Some of the systematic risks that might impact NAB include forward looking
statements which are not necessarily guaranteed for the future performance of the firm and
therefore entails unknown risks which are far much beyond control of NAB and that might
cause the actual outcomes to vary materially from the one implied or expressed in the
statements. Besides, variations in financial markets as well as the firm’s capacity of raising
financing and expenses of such financing are systematic risks since they increased
competition (National Australian Bank, 2018). Other systematic risks include variations in
the interest rates as well as variations in the client behaviour. These might results in
decreased net income or net revenue over the year. They also include relatively low central
bank policies together with unconventional monetary policies. These have resulted in
considerable financial susceptibilities with significantly high debt levels as well as high asset
prices. Another systemic risk for NAB is increased in the global bond yields. This is because
it might spread in between financial or banking institutions bill rates adding to the probable
funding expenses for the bank. Further, government debts in Australia are significantly high
affecting sovereign funding costs and credit ratings. This might adversely affect its financial
position, performance and reputations (National Australian Bank, 2018).

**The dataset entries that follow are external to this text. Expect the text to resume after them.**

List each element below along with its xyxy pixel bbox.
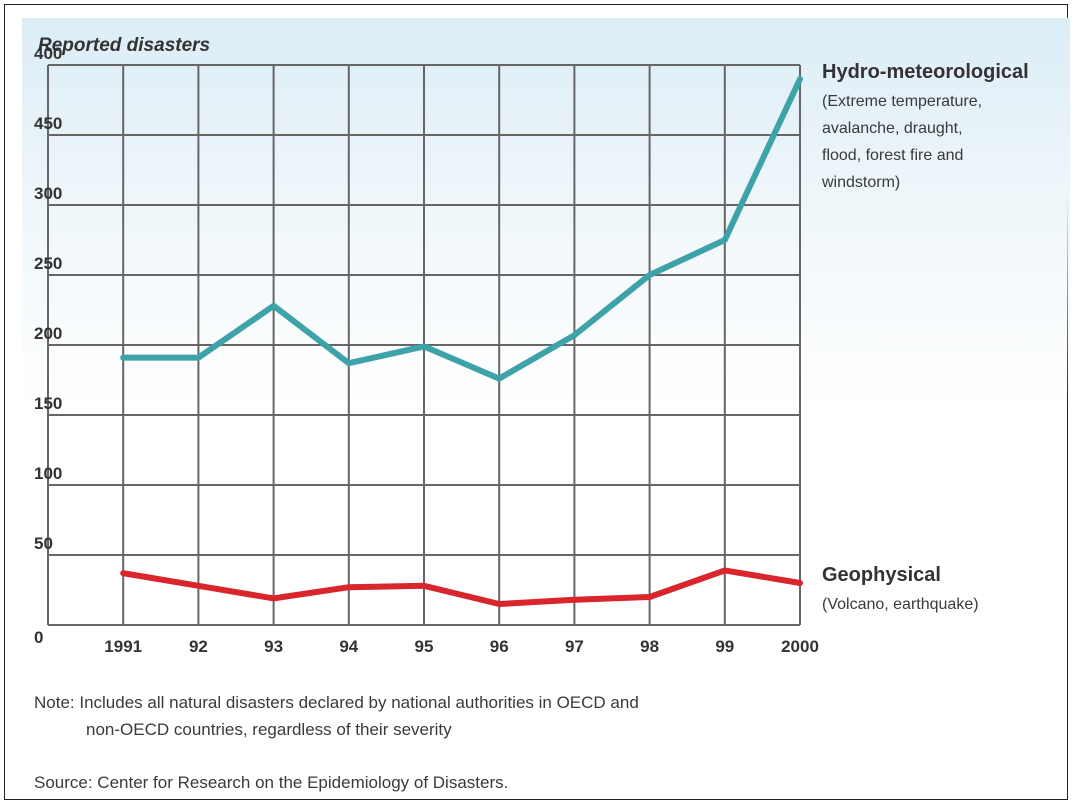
- legend-series-description: windstorm): [821, 174, 900, 191]
- y-tick-label: 300: [34, 184, 62, 203]
- x-tick-label: 97: [565, 637, 584, 656]
- series-line-hydro-meteorological: [120, 76, 803, 382]
- y-tick-label: 200: [34, 324, 62, 343]
- x-tick-label: 1991: [104, 637, 142, 656]
- y-tick-label: 250: [34, 254, 62, 273]
- note-line-2: non-OECD countries, regardless of their …: [86, 720, 452, 739]
- x-tick-label: 93: [264, 637, 283, 656]
- y-axis-title: Reported disasters: [38, 35, 210, 56]
- x-tick-label: 92: [189, 637, 208, 656]
- legend-series-name: Geophysical: [822, 564, 941, 586]
- x-tick-label: 2000: [781, 637, 819, 656]
- x-tick-label: 94: [339, 637, 358, 656]
- x-tick-label: 98: [640, 637, 659, 656]
- legend-series-description: avalanche, draught,: [822, 120, 963, 137]
- x-tick-label: 95: [415, 637, 434, 656]
- y-tick-label: 150: [34, 394, 62, 413]
- legend-series-name: Hydro-meteorological: [822, 61, 1029, 83]
- note-line-1: Note: Includes all natural disasters dec…: [34, 693, 639, 712]
- source-note: Source: Center for Research on the Epide…: [34, 773, 509, 792]
- legend-series-description: (Volcano, earthquake): [822, 596, 979, 613]
- background-wash: [22, 18, 1070, 408]
- y-tick-label: 400: [34, 44, 62, 63]
- x-tick-label: 96: [490, 637, 509, 656]
- legend-series-description: (Extreme temperature,: [822, 93, 982, 110]
- y-tick-label: 100: [34, 464, 62, 483]
- y-tick-label: 450: [34, 114, 62, 133]
- legend-series-description: flood, forest fire and: [822, 147, 963, 164]
- y-tick-label: 0: [34, 628, 43, 647]
- x-tick-label: 99: [715, 637, 734, 656]
- series-line-geophysical: [120, 567, 803, 607]
- y-tick-label: 50: [34, 534, 53, 553]
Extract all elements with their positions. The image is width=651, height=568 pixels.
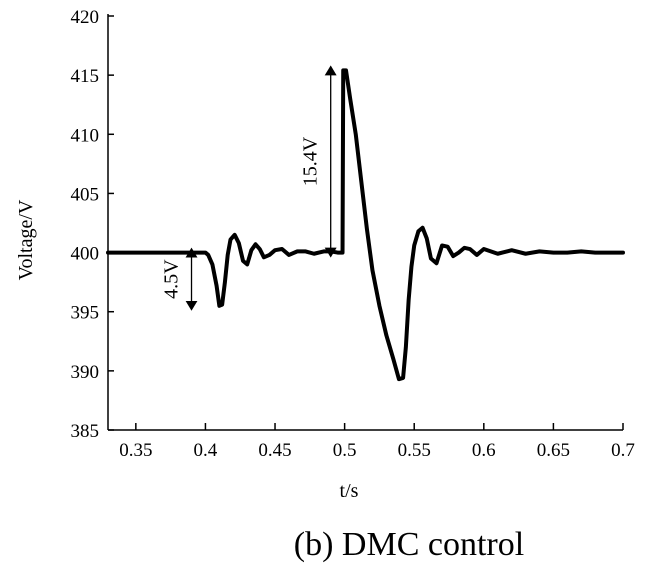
y-tick-label: 410 xyxy=(71,125,100,146)
x-axis-label: t/s xyxy=(340,480,359,502)
y-tick-label: 405 xyxy=(71,184,100,205)
x-ticks: 0.35 0.4 0.45 0.5 0.55 0.6 0.65 0.7 xyxy=(119,423,635,461)
x-tick-label: 0.45 xyxy=(258,440,291,461)
annotations: 4.5V 15.4V xyxy=(161,65,337,311)
x-tick-label: 0.4 xyxy=(194,440,218,461)
y-tick-label: 385 xyxy=(71,421,100,442)
x-tick-label: 0.35 xyxy=(119,440,152,461)
voltage-series-line xyxy=(106,68,625,382)
y-tick-label: 390 xyxy=(71,362,100,383)
axes: 0.35 0.4 0.45 0.5 0.55 0.6 0.65 0.7 385 390 395 40… xyxy=(71,7,635,461)
x-tick-label: 0.6 xyxy=(472,440,496,461)
y-tick-label: 400 xyxy=(71,244,100,265)
y-tick-label: 420 xyxy=(71,7,100,28)
y-ticks: 385 390 395 400 405 410 415 420 xyxy=(71,7,114,442)
chart-caption: (b) DMC control xyxy=(294,526,524,563)
y-axis-label: Voltage/V xyxy=(15,199,37,280)
y-tick-label: 395 xyxy=(71,303,100,324)
y-tick-label: 415 xyxy=(71,66,100,87)
x-tick-label: 0.5 xyxy=(333,440,357,461)
x-tick-label: 0.65 xyxy=(537,440,570,461)
x-tick-label: 0.7 xyxy=(611,440,635,461)
annotation-label: 15.4V xyxy=(300,136,322,186)
x-tick-label: 0.55 xyxy=(398,440,431,461)
annotation-label: 4.5V xyxy=(161,259,183,299)
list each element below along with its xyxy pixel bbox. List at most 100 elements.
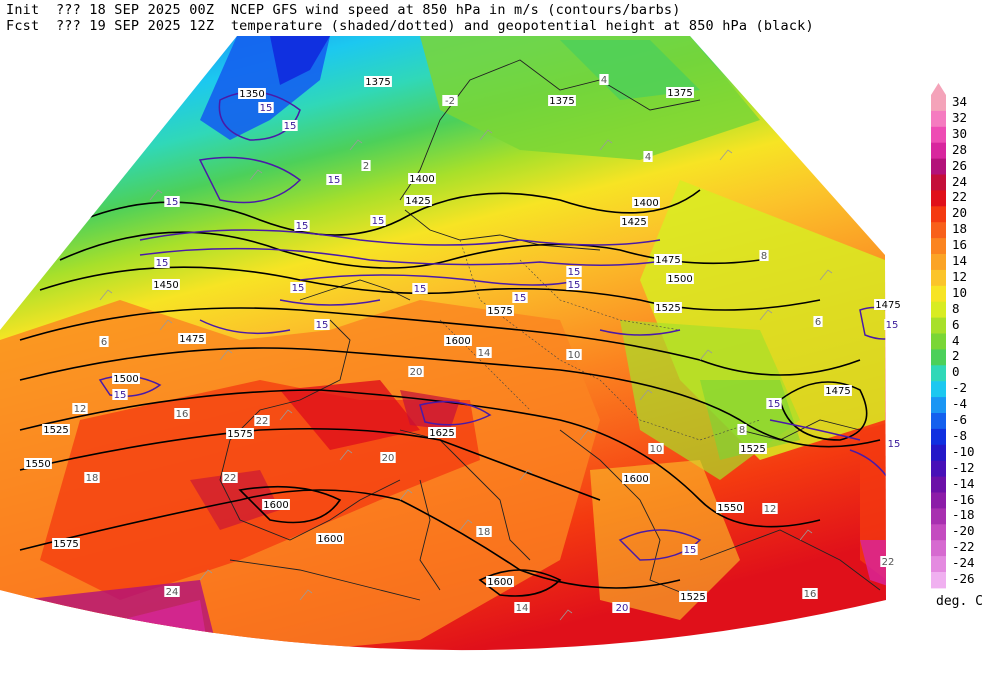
wind-speed-label: 15 [682, 544, 698, 556]
height-label: 1475 [824, 385, 852, 397]
temperature-label: -2 [442, 95, 458, 107]
height-label: 1350 [238, 88, 266, 100]
height-label: 1575 [486, 305, 514, 317]
colorbar-swatch [931, 413, 946, 430]
temperature-label: 18 [476, 526, 492, 538]
svg-text:1375: 1375 [549, 96, 574, 107]
svg-text:1425: 1425 [405, 196, 430, 207]
colorbar-swatch [931, 95, 946, 112]
colorbar [931, 83, 946, 589]
wind-speed-label: 20 [614, 602, 630, 614]
svg-text:18: 18 [478, 527, 491, 538]
svg-text:8: 8 [761, 251, 767, 262]
colorbar-swatch [931, 142, 946, 160]
wind-speed-label: 15 [294, 220, 310, 232]
colorbar-swatch [931, 556, 946, 573]
svg-text:1400: 1400 [409, 174, 434, 185]
coastlines [219, 59, 881, 601]
wind-speed-label: 15 [412, 283, 428, 295]
wind-speed-label: 15 [326, 174, 342, 186]
temperature-label: 24 [164, 586, 180, 598]
colorbar-swatch [931, 110, 946, 128]
svg-text:1400: 1400 [633, 198, 658, 209]
colorbar-swatch [931, 572, 946, 589]
svg-text:15: 15 [296, 221, 309, 232]
temperature-label: 22 [880, 556, 896, 568]
height-contour-labels: 1350 1375 1375 1375 1400 1400 1425 1425 1450 1475… [24, 76, 902, 603]
temperature-label: 14 [514, 602, 530, 614]
colorbar-swatch [931, 492, 946, 509]
colorbar-tick-label: -4 [952, 396, 968, 412]
colorbar-tick-label: 18 [952, 221, 968, 237]
colorbar-swatch [931, 317, 946, 334]
colorbar-tick-label: 20 [952, 205, 968, 221]
temperature-label: 6 [813, 316, 823, 328]
svg-text:20: 20 [616, 603, 629, 614]
svg-text:1600: 1600 [263, 500, 288, 511]
colorbar-tick-label: 26 [952, 157, 968, 173]
colorbar-tick-label: -8 [952, 427, 968, 443]
height-label: 1450 [152, 279, 180, 291]
svg-text:15: 15 [888, 439, 901, 450]
colorbar-tick-label: 0 [952, 364, 960, 380]
temperature-label: 2 [361, 160, 371, 172]
svg-text:20: 20 [410, 367, 423, 378]
colorbar-unit: deg. C [936, 594, 983, 609]
svg-text:15: 15 [260, 103, 273, 114]
svg-text:1475: 1475 [875, 300, 900, 311]
svg-text:1425: 1425 [621, 217, 646, 228]
wind-speed-label: 15 [886, 438, 902, 450]
init-label: Init [6, 2, 40, 18]
height-label: 1475 [874, 299, 902, 311]
temperature-label: 20 [408, 366, 424, 378]
height-label: 1625 [428, 427, 456, 439]
svg-text:1525: 1525 [740, 444, 765, 455]
height-label: 1425 [620, 216, 648, 228]
svg-text:14: 14 [516, 603, 529, 614]
wind-speed-label: 15 [154, 257, 170, 269]
temperature-label: 18 [84, 472, 100, 484]
colorbar-tick-label: 12 [952, 268, 968, 284]
height-label: 1375 [666, 87, 694, 99]
colorbar-swatch [931, 254, 946, 271]
svg-text:12: 12 [74, 404, 87, 415]
chart-title-1: NCEP GFS wind speed at 850 hPa in m/s (c… [230, 2, 681, 18]
wind-speed-label: 15 [112, 389, 128, 401]
colorbar-swatch [931, 540, 946, 557]
colorbar-swatch [931, 238, 946, 255]
height-label: 1400 [408, 173, 436, 185]
colorbar-tick-label: -16 [952, 491, 975, 507]
wind-speed-labels: 15 15 15 15 15 15 15 15 15 15 15 15 15 15 15 20 15 15 15 [112, 102, 902, 614]
svg-text:15: 15 [568, 267, 581, 278]
colorbar-swatch [931, 349, 946, 366]
height-label: 1600 [316, 533, 344, 545]
colorbar-tick-label: 10 [952, 284, 968, 300]
svg-text:14: 14 [478, 348, 491, 359]
svg-text:1525: 1525 [655, 303, 680, 314]
temperature-labels: -224466881010121214141616181820202222242… [72, 74, 896, 614]
svg-text:1600: 1600 [487, 577, 512, 588]
height-label: 1500 [666, 273, 694, 285]
colorbar-tick-label: -14 [952, 475, 975, 491]
svg-text:4: 4 [645, 152, 651, 163]
height-label: 1500 [112, 373, 140, 385]
colorbar-tick-label: -2 [952, 380, 968, 396]
wind-speed-label: 15 [258, 102, 274, 114]
svg-text:15: 15 [316, 320, 329, 331]
colorbar-tick-label: -10 [952, 443, 975, 459]
svg-text:24: 24 [166, 587, 179, 598]
colorbar-tick-label: -24 [952, 555, 975, 571]
svg-text:15: 15 [568, 280, 581, 291]
wind-speed-label: 15 [566, 279, 582, 291]
wind-speed-label: 15 [566, 266, 582, 278]
svg-text:1550: 1550 [25, 459, 50, 470]
svg-text:2: 2 [363, 161, 369, 172]
svg-text:15: 15 [114, 390, 127, 401]
wind-barbs [99, 129, 833, 621]
svg-text:6: 6 [815, 317, 821, 328]
temperature-label: 8 [737, 424, 747, 436]
colorbar-top-arrow [931, 83, 946, 95]
svg-text:1625: 1625 [429, 428, 454, 439]
svg-text:22: 22 [882, 557, 895, 568]
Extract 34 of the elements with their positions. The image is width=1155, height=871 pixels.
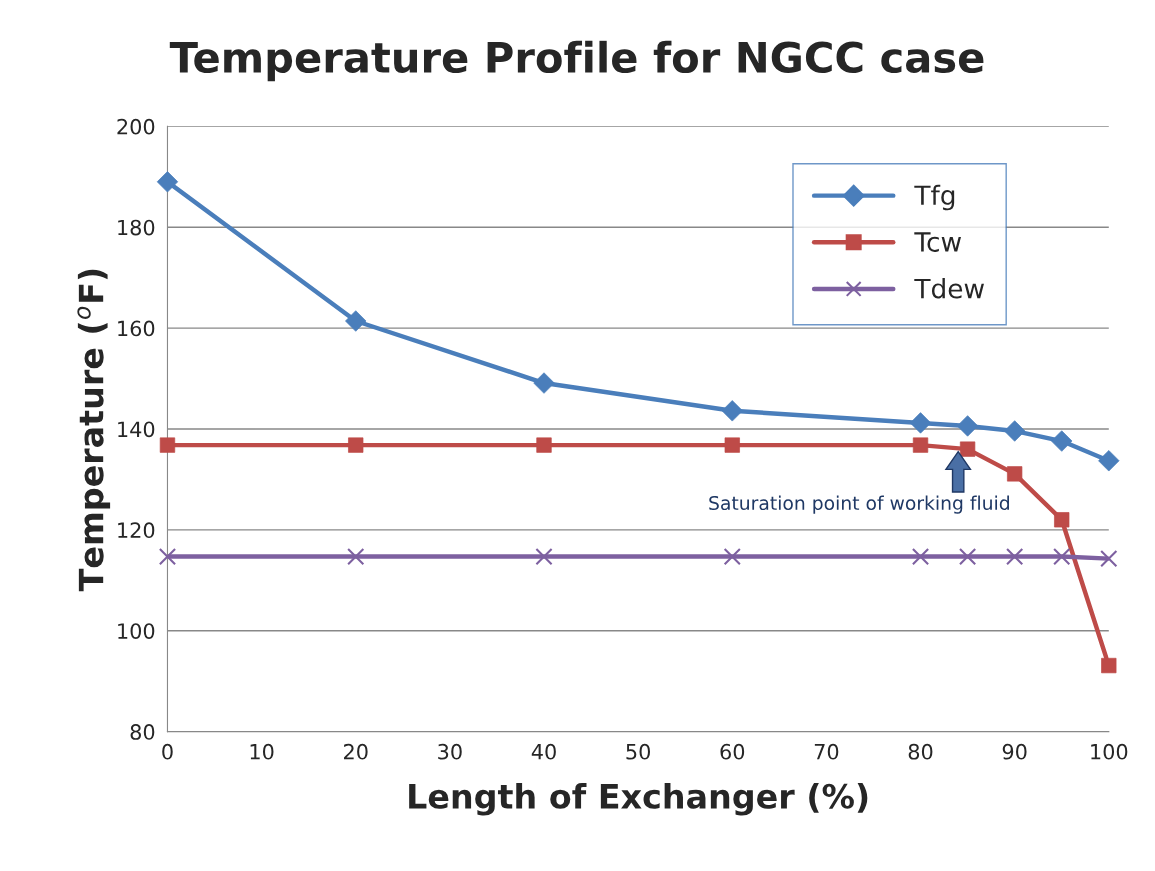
x-tick-label: 100	[1091, 743, 1128, 760]
y-tick-label: 180	[118, 219, 155, 236]
y-tick-label: 120	[118, 522, 155, 539]
point	[1053, 547, 1071, 566]
x-tick-label: 20	[344, 743, 368, 760]
point	[535, 547, 553, 566]
point	[911, 547, 930, 566]
point	[958, 547, 977, 566]
legend-label: Tdew	[914, 278, 984, 299]
point	[347, 547, 365, 566]
legend-label: Tcw	[914, 232, 961, 252]
point	[158, 547, 177, 566]
x-tick-label: 90	[1002, 743, 1027, 760]
y-axis-title: Temperature ($^{o}$F)	[77, 269, 111, 592]
annotation: Saturation point of working fluid	[709, 495, 1009, 514]
chart-title: Temperature Profile for NGCC case	[169, 40, 984, 82]
x-tick-label: 60	[720, 743, 745, 760]
point	[1006, 547, 1024, 566]
x-tick-label: 40	[531, 743, 556, 760]
point	[723, 547, 741, 566]
x-axis-title: Length of Exchanger (%)	[409, 783, 868, 816]
x-tick-label: 80	[908, 743, 933, 760]
x-tick-label: 70	[814, 743, 839, 760]
y-tick-label: 160	[118, 320, 155, 337]
y-tick-label: 80	[130, 724, 155, 740]
x-tick-label: 10	[250, 743, 274, 760]
y-tick-label: 100	[118, 623, 155, 639]
x-tick-label: 50	[626, 743, 651, 760]
point	[1100, 549, 1118, 568]
legend-label: Tfg	[914, 184, 955, 211]
y-tick-label: 140	[118, 421, 155, 438]
y-tick-label: 200	[117, 118, 155, 135]
x-tick-label: 30	[438, 743, 462, 760]
x-tick-label: 0	[162, 743, 173, 760]
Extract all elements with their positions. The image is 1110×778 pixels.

On the other hand, some of the unsystematic risks for NAB include restructuring-
related expenses as well as well as client-linked remediation, higher compliance and legal
expenditures. Additionally, the bank is exposed to operational risks resulting from failed or
insufficient internal systems, people and processes (National Australian Bank, 2018). These
might result in significant losses encompassing fines, personal injuries, penalties, financial
loss, customer redress, reputational damage, litigation, loss of the market share, information
or property, as well as drop in their share price.